125 Jahre Hanna Stirnemann: Eine avantgardistische Museumsdirektorin

Hanna Hofmann-Stirnemann war eine Pionierin der Museumswelt. Als Direktorin des Jenaer Stadtmuseums wurde sie 1930 die erste Frau, die in der Weimarer Republik ein Museum leitete. Sie prägte die Entwicklung des Jenaer Stadtmuseum und wirkte darüber hinaus als Wegbereiterin für Frauen in Führungsetagen. Anlässlich ihres 125. Geburtstages lädt das Stadtmuseum Jena am 12. Oktober 2024 zu einem Vortragsabend ein, der ihr Leben und Werk in den Mittelpunkt stellt: »Eine Frau als Museumsdirektorin. Eine Hommage zum 125. Geburtstag von Hanna Stirnemann, Direktorin des Jenaer Stadtmuseums 1930-1935«.

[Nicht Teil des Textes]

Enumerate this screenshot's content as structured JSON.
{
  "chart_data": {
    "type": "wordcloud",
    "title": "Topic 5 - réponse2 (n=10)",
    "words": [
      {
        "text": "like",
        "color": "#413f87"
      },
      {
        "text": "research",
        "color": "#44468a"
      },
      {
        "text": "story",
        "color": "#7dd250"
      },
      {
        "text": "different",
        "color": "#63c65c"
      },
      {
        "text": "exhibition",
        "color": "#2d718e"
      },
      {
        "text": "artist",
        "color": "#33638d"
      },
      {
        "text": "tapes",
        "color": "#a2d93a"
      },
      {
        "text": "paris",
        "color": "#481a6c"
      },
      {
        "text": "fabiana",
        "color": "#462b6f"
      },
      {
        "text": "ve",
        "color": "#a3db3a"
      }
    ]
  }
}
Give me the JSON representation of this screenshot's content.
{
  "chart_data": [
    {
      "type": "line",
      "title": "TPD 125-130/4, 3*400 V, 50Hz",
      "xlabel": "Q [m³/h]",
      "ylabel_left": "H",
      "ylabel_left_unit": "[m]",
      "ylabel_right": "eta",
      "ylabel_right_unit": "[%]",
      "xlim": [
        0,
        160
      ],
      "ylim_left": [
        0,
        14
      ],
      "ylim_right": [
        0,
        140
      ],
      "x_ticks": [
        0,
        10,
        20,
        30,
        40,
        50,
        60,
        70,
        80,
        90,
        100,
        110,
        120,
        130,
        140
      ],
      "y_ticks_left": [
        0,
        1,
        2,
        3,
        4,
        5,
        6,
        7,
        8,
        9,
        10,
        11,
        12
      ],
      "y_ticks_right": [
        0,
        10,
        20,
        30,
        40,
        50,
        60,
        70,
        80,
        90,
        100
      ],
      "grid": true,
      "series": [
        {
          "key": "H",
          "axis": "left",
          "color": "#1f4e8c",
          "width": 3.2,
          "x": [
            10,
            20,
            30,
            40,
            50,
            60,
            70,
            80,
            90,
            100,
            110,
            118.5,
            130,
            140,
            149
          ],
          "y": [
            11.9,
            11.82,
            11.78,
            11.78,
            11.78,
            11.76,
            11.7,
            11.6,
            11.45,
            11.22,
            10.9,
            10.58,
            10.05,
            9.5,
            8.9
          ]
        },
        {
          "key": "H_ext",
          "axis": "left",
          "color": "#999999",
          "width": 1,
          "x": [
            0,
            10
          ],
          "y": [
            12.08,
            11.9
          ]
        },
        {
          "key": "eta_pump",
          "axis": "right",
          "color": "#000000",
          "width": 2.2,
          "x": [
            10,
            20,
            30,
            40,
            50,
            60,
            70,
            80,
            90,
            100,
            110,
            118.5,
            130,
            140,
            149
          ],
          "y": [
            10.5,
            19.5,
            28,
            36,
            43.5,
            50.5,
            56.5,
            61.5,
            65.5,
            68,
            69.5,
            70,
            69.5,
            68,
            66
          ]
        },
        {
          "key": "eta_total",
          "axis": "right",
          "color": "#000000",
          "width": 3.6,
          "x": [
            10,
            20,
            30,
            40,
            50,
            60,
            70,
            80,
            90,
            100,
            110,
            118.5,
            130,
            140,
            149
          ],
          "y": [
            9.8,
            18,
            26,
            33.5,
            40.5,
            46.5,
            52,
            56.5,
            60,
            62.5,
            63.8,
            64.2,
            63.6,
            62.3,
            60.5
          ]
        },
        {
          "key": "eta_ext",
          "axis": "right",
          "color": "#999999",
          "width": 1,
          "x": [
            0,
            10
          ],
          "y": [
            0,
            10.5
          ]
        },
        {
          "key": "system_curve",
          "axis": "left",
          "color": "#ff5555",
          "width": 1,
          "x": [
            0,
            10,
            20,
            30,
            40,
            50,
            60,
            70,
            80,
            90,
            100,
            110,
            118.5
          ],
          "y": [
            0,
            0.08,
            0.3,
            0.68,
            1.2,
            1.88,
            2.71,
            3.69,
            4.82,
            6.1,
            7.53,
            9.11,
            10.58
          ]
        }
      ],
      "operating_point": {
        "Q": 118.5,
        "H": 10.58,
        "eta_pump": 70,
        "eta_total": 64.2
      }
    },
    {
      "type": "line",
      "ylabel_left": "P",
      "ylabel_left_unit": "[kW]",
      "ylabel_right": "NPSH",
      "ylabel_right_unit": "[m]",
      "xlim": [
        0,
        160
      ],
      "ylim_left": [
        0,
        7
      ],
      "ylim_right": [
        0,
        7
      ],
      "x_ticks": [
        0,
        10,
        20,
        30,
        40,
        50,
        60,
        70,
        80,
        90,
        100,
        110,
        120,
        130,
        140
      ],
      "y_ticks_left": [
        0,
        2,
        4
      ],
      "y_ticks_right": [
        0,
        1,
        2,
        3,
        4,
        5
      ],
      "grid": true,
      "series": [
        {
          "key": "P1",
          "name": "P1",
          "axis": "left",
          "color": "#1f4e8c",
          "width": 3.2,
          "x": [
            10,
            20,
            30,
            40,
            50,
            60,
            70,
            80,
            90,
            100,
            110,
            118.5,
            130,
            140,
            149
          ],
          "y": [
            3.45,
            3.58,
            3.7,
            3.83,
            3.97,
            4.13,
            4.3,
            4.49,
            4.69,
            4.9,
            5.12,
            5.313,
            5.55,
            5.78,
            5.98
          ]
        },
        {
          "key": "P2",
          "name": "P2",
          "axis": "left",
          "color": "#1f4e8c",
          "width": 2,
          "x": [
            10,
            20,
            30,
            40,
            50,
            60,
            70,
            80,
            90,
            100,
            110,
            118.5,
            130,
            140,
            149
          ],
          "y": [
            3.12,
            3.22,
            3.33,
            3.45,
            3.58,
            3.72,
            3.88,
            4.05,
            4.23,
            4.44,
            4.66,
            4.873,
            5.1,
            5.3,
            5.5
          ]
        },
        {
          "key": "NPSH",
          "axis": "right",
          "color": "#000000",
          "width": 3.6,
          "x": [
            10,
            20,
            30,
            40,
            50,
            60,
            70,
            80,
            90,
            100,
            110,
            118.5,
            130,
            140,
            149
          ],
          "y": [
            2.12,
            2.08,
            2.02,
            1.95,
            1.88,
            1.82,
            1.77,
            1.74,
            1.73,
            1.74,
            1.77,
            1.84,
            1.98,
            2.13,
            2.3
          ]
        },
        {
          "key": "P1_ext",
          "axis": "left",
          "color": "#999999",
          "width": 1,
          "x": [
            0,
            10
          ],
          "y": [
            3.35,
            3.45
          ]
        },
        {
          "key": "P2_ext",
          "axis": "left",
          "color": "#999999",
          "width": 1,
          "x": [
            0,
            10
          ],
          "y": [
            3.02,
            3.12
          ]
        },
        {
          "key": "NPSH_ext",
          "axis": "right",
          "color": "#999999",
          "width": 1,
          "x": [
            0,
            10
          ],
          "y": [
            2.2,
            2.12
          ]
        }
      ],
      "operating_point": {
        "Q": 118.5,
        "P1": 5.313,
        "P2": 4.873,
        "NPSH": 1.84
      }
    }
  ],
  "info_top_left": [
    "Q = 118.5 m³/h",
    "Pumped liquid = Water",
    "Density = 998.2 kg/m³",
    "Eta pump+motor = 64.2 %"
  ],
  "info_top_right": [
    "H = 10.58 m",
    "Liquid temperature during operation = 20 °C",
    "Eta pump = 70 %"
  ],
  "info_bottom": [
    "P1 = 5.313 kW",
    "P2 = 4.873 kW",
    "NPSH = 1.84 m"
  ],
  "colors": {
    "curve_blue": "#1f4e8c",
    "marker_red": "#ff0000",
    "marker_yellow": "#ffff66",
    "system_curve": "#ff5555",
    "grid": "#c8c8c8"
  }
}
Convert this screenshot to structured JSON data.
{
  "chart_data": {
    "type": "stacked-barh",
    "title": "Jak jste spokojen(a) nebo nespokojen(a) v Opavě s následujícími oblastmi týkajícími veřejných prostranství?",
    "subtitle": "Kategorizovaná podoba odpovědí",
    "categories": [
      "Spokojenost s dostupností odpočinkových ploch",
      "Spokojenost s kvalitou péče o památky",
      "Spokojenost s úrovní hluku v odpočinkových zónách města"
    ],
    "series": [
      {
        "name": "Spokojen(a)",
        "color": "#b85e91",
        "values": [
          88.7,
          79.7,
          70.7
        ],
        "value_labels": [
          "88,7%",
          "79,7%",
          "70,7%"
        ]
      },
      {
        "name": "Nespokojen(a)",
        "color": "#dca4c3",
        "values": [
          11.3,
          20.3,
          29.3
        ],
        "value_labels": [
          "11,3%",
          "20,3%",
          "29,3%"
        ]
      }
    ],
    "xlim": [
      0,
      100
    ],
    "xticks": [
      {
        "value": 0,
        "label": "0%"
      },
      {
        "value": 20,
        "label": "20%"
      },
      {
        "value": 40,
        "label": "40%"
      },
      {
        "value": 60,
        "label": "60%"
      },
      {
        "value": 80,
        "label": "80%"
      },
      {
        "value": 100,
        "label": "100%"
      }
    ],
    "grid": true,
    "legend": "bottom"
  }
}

Eine Pionierin auf dem Weg zum modernen Museum

Johanna Hofmann-Stirnemann wurde am 12. Oktober 1899 in Weißenfels geboren. Nach ihrem Schulabschluss und ihrem Studium der Kunstgeschichte und Archäologie sammelte sie erste Berufserfahrungen in Oldenburg. 1929 richtete sie das Heimatmuseum im thüringischen Greiz ein. Besonders prägend war die Verbindung zu ihrem Mentor Walter Müller-Wulckow, dessen Empfehlungsschreiben ihr 1930 den Weg zur ersten Museumsdirektorin der Weimarer Republik in Jena ebnete. Nach dem Ableben des Museumsgründers und Direktors, Paul Weber, wurde in Jena eine nachfolgende Besetzung gesucht.
Am 1. April 1930 wurde die dreißigjährige Hanna Stirnemann zur neuen Museumsdirektorin in Jena.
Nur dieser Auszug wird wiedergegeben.